Nell’articolo “Artificial intelligence meets medical robotics” si evidenzia come questa nuova fase della medicina abbia come vantaggi la possibilità di eseguire esami diagnostici più precisi e interventi chirurgici a distanza. Non solo, ma personalizzerebbe il supporto nei dispositivi di riabilitazione e nelle protesi avanzate.

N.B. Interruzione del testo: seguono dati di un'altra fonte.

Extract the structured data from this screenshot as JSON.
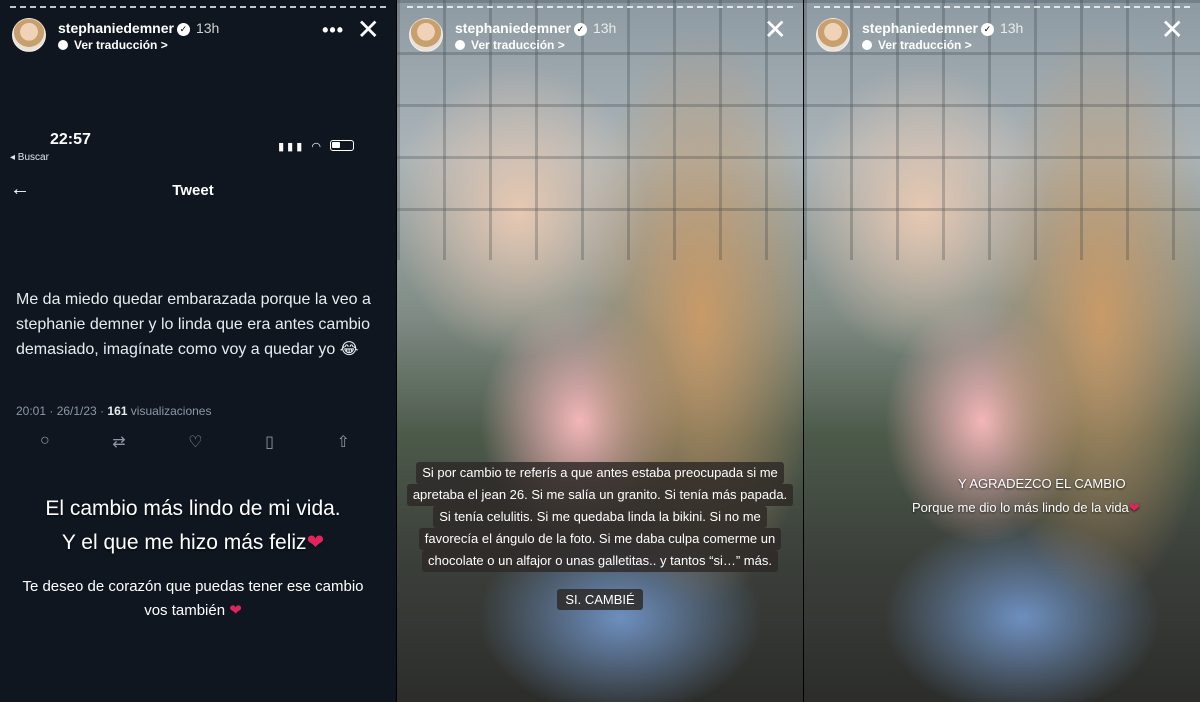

Scienziate e scienziati di fama internazionale si sono avvicendati nelle pagine per analizzare scenari e benefici che questa rivoluzione già sta portando alla medicina. Tra questi, l’italiana Arianna Menciassi (prorettrice della Scuola Superiore Sant’Anna di Pisa) che ha evidenziato nel paragrafo scritto a quattro mani con Kaspar Althoefer (dell’Università di Londra Queen Mary) quali siano i benefici teconologici derivanti dall’utilizzo della soft robotics nella chirurgia mini-invasiva.

Il robot “morbido”

Ma cosa si intende per soft robotics? Sappiamo che i robot sono potenzialmente più precisi ed efficaci dell’uomo per alcune azioni. Sappiamo anche, però, che spesso quando pensiamo ai robot pensiamo comunque ad ammassi di ferraglia abbastanza rigidi.

Con soft robotics invece si infrange quel muro che vuole i robot più simili ai Gundam o ai Mazinga della nostra gioventù e si introducono nella robotica materiali che possono essere flessibili ma anche deformarsi, stringersi e diventare rigidi all’occorrenza. In questo modo è chiaro che si abbatte il problema della rigidità dei materiali, consentendo in microchirurgia (ma anche in fase di diagnosi) la possibilità di raggiungere aree e zone del corpo che altrimenti sarebbero irraggiungibili.

La ricerca sulla soft robotics

La sfida in questo campo è quella di migliorare le performance dei soft robot, in particolare la precisione, ben più difficile da ottenere rispetto a quella dei robot a componente rigida.

L’interesse per questo argomento è talmente sentito e condiviso che esiste un progetto europeo, Stiff-Flop (stiffness controllable flexible and learnable manipulator for surgical operations), coordinato dal King’s College di Londra con l’Istituto di bio-robotica della Scuola Sant’Anna tra i partner. Materiali siliconici biocompatibili e azionati pneumaticamente, oltre a nuovi metodi di fabbricazione che hanno consentito di creare strutture affidabili, sicure ed efficaci, sono al centro di tale progetto. Inoltre, spiega la stessa Arianna Menciassi, sono state impiegate tecniche avanzate di machine learning per teleoperare intuitivamente i robot morbidi nella cavità addominale del paziente.

Proprio per perseguire obiettivi di precisione e affidabilità, l’Intelligenza Artificiale potrebbe giocare un ruolo chiave – insieme al controllo guidato dei dati – gestire il movimento non lineare dei soft robot. Grazie ai progressi di computer vision, modellazione in tempo reale e simulazione, i soft robot possono diventare più smart abbattendo le lunghe modalità di teleoperazione e la formazione onerosa per i chirurghi.